Washingtonians, rejoice! The Smithsonian Institution gives a fantastic performance in Ben Stiller's new family comedy, "Night at the Museum: Battle of the Smithsonian." Just as the original "Night at the Museum" reportedly increased attendance at New York's American Museum of Natural History, this sequel should make the National Air and Space Museum an even more impenetrable mess of pint-size hordes. But parents should be happy about that. After all, a couple of visits to the museums might keep them away from pedestrian movies like this one.

The museum sparkles, but the movie is awfully dull.

Last seen wowing his son by handling the late-night shenanigans at the Museum of Natural History, onetime night guard Larry Daley (Stiller) is now a CEO. On one of his visits back to the museum, he learns that most of his moonlight pals -- Dexter the capuchin and belligerent tiny cowboy Jedediah (Owen Wilson) among them -- are being shipped to Washington.

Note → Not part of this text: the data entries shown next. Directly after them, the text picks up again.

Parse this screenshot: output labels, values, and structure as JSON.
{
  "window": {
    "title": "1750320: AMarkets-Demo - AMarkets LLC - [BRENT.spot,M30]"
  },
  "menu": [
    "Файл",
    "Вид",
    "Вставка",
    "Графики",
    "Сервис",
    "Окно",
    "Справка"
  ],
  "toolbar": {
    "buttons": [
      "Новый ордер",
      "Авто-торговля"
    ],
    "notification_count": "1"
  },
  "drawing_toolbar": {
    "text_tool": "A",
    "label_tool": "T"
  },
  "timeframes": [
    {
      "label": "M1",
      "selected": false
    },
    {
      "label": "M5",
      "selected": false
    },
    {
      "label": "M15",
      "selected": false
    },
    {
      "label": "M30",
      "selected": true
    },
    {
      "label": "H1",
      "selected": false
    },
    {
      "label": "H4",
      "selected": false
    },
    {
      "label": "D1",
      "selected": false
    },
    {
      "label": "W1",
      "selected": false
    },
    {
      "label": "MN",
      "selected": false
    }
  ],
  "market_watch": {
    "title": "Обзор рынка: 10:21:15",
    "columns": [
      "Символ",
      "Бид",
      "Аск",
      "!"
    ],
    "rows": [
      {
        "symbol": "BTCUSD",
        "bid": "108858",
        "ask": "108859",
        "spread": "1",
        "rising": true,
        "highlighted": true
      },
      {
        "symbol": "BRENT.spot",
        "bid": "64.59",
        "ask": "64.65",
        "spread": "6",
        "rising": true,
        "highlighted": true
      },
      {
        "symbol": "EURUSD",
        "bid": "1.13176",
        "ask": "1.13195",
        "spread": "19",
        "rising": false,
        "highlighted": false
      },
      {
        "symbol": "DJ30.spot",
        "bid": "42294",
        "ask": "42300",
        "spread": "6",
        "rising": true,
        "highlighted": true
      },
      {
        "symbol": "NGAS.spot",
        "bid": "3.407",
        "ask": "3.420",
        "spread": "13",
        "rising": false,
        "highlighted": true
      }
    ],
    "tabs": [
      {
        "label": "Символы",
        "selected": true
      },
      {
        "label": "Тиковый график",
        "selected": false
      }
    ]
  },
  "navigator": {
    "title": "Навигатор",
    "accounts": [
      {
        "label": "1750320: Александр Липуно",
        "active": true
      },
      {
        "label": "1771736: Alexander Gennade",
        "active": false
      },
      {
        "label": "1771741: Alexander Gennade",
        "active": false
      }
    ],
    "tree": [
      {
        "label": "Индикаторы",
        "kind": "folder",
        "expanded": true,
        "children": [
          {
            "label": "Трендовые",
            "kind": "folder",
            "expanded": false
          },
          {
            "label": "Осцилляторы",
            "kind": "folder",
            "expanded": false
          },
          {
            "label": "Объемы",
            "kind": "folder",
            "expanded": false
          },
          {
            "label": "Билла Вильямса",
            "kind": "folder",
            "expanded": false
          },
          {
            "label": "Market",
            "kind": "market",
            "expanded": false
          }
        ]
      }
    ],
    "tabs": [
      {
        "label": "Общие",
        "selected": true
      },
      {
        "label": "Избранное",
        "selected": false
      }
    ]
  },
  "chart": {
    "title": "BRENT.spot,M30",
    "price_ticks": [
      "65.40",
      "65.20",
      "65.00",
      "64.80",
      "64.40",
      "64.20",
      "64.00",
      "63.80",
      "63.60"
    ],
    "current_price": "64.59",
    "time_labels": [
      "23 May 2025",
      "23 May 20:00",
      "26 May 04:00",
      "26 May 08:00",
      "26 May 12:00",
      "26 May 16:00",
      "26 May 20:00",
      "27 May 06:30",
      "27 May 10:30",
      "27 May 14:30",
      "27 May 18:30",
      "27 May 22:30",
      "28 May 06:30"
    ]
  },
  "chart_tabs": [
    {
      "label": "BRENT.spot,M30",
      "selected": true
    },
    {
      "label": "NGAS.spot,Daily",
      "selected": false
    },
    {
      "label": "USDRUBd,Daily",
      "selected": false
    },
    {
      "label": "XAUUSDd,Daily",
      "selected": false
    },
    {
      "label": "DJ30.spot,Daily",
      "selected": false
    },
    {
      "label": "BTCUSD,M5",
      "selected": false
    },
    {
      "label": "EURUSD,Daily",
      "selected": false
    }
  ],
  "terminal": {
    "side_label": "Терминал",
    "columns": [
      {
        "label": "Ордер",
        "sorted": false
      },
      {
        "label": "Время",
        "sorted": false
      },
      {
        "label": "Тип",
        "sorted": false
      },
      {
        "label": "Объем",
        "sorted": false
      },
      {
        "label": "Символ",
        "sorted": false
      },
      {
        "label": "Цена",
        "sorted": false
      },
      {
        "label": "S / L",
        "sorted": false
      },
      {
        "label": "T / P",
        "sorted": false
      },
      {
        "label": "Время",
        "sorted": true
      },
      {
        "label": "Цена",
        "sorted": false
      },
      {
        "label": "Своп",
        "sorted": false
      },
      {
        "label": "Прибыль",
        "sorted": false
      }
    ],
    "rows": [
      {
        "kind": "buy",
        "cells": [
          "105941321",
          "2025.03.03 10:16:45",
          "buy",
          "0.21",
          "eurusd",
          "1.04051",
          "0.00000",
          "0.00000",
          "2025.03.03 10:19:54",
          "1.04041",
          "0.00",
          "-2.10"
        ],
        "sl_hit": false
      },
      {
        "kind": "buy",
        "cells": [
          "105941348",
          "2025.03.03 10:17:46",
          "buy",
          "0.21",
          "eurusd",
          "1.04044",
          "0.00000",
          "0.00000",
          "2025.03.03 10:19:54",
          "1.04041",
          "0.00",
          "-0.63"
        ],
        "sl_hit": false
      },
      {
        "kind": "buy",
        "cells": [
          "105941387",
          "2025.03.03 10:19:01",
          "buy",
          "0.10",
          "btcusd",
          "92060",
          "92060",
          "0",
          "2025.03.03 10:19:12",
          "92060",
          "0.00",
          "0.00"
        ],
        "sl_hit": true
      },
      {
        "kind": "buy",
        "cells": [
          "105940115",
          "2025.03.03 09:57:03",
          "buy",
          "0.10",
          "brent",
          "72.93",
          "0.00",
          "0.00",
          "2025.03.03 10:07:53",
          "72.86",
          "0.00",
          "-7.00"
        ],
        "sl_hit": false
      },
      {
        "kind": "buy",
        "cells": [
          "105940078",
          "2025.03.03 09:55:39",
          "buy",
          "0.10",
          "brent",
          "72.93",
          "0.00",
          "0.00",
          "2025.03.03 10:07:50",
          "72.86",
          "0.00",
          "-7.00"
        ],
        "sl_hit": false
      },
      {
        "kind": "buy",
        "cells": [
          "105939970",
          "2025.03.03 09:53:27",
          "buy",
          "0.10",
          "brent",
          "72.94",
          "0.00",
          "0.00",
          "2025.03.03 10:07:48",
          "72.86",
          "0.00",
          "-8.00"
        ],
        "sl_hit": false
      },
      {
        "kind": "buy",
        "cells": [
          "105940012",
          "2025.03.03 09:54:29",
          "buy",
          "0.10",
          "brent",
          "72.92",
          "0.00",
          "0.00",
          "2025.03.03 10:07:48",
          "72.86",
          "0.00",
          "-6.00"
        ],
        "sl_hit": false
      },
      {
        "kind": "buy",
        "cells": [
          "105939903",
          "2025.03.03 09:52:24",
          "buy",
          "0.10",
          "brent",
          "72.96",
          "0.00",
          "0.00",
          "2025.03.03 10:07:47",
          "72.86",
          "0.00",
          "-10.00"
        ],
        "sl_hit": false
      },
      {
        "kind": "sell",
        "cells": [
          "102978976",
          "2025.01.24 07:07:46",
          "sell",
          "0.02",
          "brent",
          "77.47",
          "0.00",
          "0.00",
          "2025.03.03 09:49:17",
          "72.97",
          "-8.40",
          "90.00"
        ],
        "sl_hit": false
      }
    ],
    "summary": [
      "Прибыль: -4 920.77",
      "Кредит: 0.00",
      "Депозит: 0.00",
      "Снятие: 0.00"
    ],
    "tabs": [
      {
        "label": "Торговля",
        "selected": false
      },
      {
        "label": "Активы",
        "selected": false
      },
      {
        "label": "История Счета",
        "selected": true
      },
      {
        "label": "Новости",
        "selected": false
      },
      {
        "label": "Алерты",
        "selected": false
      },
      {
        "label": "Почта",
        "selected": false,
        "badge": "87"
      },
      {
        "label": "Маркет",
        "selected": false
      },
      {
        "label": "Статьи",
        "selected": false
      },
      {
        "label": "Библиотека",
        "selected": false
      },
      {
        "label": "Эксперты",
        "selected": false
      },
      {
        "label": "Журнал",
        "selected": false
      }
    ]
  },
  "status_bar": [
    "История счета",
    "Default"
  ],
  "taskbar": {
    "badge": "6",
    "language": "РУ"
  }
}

The movie's action is mostly in the Smithsonian Castle and the Air and Space Museum. Things are fudged a bit: The movie's Castle and the vaults underneath are jammed with a giant octopus, Rodin's "Thinker" and "American Gothic."

But the real problem is that Stiller underplays a little too much. It's not nearly as much fun to watch him coolly face down a dozen spear-toting warriors as it was to watch him screaming and running from a T. rex. "Smithsonian" is filled with cameos from beloved comedy figures given almost nothing to do: Christopher Guest growls a bit as Ivan the Terrible. Ricky Gervais classes things up for five minutes, then disappears. Mindy Kaling and Ed Helms hardly appear at all.

Coming off much better is Amy Adams, who plays irrepressible Amelia Earhart. If the producers are smart, they'll sign Adams up for a spin-off posthaste.

-- Dan Kois (May 22, 2009)

Contains mild action and brief language.